I looked out of Brandon’s tiny window, across the office and through the larger window on the south wall, at the brilliant blue sky. It was one of the last beautifully sunny days of the year.
“Are you letting me go?”
“I’m afraid so, Nick.” His body relaxed in his chair.
“What about McGinnes?”
“I do only what’s right for this company. McGinnes is an
extremely valuable employee. I’m hoping that a very serious conversation with him will straighten things around. He’s the engine that powers that store. Bates and Malone are decent employees, but they’re in that store basically because I need some black faces on my D.C. floor. No, I definitely think McGinnes is salvageable.”
“You didn’t actually take that complaint yourself, did you Ric?”
“Mr. Rosen,” he said unsteadily, “took the call when I was out. He suggested that there was no alternative but to let you go. Frankly, on this point I agreed. The nature of the complaint constituted a firing offense.”
Through the window of the south wall I watched a flock of blackbirds pass across the blue sky. I rose from my chair. “Is that all?” I asked. I stared at him until he looked down at his desk, a little gray in the face but basically unmoved.
“I’ve written up your termination papers, effective immediately,” he said coldly. “You’re eligible for vacation pay, which will come in your final check. I’ll pass this on to personnel.”
I walked out of his office and softly closed the door behind me.
It didn’t take long to clean out my desk. I was quite certain that I was through with retail. I left behind industry related materials, drawing implements, certificates from management seminars, sales awards, and all other evidence of my tenure in the business. Oddly, the things I put into the plastic bag that a tight-jawed Fisher had wordlessly handed me were the most memorable objects of my career at Nutty Nathan’s: a book of matches, on the cover of which was printed “It Pays to Advertise,” which opened up to a pair of paper legs that spread to expose a thick patch of female “wool”; a caricature of me that the office girls had commissioned, with what I thought to be a rather lecherous look in my eyes and with a cigarette hanging trashily out the side of my mouth, circa my smoking days; a set of pencils with erasers shaped as dickheads; and a file of vulgarities that is charitably referred to as Xerox “art.”
All of these things I knew would end up in my apartment’s wastebasket.

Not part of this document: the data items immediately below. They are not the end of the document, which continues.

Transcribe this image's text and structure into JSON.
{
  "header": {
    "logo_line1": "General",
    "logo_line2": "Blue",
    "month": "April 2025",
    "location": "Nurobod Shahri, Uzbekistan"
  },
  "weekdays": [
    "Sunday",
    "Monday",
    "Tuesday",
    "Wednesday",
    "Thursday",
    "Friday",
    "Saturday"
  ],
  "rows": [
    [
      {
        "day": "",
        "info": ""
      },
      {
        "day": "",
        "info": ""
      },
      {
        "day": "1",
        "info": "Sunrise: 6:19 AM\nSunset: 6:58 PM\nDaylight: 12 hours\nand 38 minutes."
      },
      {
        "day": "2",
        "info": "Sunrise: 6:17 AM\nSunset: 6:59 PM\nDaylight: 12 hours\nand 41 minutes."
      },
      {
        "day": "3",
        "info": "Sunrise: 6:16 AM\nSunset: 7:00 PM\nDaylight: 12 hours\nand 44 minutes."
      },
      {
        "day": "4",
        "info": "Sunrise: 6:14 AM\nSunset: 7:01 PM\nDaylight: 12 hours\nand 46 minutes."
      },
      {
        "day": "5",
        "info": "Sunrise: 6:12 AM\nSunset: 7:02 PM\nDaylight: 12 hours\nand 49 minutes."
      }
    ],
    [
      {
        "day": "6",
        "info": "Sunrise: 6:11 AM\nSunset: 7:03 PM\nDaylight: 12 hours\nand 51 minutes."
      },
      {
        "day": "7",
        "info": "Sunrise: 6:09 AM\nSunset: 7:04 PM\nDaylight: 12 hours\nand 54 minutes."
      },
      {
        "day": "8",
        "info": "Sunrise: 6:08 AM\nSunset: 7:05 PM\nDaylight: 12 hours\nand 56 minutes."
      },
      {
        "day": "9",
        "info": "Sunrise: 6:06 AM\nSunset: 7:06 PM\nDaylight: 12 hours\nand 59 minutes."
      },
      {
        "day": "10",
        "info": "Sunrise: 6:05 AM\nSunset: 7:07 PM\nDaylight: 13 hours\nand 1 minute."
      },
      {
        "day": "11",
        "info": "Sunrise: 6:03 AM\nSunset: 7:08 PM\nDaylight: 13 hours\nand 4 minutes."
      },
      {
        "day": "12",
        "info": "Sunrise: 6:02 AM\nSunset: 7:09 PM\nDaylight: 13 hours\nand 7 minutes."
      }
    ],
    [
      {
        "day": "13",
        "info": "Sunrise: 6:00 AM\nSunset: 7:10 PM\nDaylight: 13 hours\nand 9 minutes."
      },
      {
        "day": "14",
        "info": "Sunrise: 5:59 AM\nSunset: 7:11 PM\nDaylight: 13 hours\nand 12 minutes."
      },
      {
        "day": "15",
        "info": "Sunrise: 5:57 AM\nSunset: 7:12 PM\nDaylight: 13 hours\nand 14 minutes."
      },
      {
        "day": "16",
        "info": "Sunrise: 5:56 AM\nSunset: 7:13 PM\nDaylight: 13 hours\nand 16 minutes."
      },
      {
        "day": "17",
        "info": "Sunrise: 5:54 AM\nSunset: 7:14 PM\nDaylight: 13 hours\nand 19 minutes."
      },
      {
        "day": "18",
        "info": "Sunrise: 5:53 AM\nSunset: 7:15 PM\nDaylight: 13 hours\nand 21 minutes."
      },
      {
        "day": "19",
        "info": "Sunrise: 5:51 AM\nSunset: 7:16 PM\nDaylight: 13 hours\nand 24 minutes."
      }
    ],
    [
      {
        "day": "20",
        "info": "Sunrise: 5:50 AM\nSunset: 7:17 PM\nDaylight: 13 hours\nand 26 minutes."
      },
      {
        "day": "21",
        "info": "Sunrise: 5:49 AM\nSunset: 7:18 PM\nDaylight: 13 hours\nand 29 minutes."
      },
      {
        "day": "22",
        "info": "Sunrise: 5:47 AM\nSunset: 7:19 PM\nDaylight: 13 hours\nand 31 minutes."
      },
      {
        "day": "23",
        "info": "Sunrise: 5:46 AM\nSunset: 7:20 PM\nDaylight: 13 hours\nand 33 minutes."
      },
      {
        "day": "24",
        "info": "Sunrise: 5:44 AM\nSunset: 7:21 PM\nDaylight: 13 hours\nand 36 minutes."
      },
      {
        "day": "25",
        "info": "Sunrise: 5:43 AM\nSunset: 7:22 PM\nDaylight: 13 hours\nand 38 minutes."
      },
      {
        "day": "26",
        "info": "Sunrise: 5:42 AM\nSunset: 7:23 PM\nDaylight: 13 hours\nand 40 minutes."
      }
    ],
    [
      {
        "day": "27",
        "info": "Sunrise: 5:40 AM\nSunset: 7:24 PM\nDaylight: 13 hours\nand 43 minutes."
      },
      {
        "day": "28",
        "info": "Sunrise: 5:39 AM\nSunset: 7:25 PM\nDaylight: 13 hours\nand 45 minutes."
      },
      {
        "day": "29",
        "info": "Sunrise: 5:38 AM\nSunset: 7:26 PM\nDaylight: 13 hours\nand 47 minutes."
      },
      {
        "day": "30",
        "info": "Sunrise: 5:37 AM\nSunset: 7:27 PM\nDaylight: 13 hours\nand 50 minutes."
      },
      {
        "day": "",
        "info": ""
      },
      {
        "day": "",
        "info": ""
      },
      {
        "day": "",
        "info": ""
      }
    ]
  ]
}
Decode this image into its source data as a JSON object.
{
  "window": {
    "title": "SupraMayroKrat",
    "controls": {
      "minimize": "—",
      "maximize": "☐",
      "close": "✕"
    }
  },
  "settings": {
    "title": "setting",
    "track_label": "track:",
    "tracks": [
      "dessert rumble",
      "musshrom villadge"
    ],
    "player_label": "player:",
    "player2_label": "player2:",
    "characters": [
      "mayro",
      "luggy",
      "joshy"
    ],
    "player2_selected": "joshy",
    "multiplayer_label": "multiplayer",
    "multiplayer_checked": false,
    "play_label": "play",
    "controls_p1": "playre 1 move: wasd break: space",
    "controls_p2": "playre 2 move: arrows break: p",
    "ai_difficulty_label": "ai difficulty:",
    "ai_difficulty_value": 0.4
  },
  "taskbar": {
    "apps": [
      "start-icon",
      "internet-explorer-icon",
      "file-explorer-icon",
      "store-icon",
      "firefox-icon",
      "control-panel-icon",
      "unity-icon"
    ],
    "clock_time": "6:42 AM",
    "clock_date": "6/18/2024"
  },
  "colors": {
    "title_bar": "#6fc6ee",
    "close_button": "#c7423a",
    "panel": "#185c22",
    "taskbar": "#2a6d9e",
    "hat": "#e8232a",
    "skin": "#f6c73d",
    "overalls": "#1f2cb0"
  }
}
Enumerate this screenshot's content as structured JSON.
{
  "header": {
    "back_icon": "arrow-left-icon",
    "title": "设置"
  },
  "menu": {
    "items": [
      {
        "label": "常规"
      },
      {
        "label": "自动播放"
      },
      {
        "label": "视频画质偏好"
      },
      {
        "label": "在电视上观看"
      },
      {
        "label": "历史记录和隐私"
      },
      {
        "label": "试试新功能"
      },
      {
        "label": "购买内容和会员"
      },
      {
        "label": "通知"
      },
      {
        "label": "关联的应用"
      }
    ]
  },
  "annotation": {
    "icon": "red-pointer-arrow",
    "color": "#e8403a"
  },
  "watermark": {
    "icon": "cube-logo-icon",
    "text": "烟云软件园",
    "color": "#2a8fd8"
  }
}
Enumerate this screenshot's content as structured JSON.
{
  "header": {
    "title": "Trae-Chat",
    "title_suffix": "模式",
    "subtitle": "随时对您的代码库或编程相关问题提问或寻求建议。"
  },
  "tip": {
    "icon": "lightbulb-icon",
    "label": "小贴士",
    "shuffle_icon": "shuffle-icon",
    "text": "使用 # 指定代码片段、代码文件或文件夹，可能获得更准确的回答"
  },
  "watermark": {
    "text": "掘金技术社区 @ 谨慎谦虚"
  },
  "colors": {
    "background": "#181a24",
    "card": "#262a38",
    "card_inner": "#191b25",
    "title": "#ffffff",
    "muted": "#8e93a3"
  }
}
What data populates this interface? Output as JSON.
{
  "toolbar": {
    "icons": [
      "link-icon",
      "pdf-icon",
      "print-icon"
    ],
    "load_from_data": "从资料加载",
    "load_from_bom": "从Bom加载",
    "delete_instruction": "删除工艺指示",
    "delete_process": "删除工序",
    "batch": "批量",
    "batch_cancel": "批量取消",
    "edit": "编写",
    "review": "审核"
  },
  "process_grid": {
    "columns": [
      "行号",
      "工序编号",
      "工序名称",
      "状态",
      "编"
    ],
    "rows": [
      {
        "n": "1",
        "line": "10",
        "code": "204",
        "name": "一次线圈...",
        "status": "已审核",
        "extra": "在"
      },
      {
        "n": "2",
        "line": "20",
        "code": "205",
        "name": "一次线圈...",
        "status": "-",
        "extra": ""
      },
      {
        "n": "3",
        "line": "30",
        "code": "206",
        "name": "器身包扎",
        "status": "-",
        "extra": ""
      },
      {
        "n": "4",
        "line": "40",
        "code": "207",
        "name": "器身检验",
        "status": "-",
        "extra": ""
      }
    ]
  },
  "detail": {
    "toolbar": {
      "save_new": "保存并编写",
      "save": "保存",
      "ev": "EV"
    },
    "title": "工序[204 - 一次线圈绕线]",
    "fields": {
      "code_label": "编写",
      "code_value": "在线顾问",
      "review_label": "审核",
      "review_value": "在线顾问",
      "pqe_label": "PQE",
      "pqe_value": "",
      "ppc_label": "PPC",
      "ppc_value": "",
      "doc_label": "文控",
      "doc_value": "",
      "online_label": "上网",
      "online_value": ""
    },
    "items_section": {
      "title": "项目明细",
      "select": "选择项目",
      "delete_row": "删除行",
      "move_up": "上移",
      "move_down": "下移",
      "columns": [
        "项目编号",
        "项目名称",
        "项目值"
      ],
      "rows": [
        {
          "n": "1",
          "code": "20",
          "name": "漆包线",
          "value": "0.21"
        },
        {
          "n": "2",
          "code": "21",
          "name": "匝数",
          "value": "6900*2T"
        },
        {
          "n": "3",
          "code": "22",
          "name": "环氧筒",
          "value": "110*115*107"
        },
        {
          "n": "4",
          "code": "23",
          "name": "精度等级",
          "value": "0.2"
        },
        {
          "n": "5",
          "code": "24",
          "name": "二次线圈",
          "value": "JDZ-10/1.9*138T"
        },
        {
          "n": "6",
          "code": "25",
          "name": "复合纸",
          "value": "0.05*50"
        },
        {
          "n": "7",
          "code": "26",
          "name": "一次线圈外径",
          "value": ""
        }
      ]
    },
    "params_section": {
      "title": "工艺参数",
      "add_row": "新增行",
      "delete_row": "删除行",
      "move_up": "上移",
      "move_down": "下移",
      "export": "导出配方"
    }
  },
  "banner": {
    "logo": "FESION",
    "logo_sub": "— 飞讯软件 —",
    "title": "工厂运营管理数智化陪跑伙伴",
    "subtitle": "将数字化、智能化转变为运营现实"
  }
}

But on that day, like some sentimental pornographer, I couldn’t bear to leave them in my desk.
I dropped the duplicate key off with the woman in charge at the personnel office, who was busy cutting out clip art for the company newsletter, a waste of paper so heinous that as “editor” she should have been convicted of arboricide. Seaton, the controller who peed with his trousers around his ankles, stopped me in the hall to shake my hand and wish me luck. Though he was wrongfully despised by many employees for the cutbacks he was constantly forced to make, he was the only one that day with the guts to say good-bye.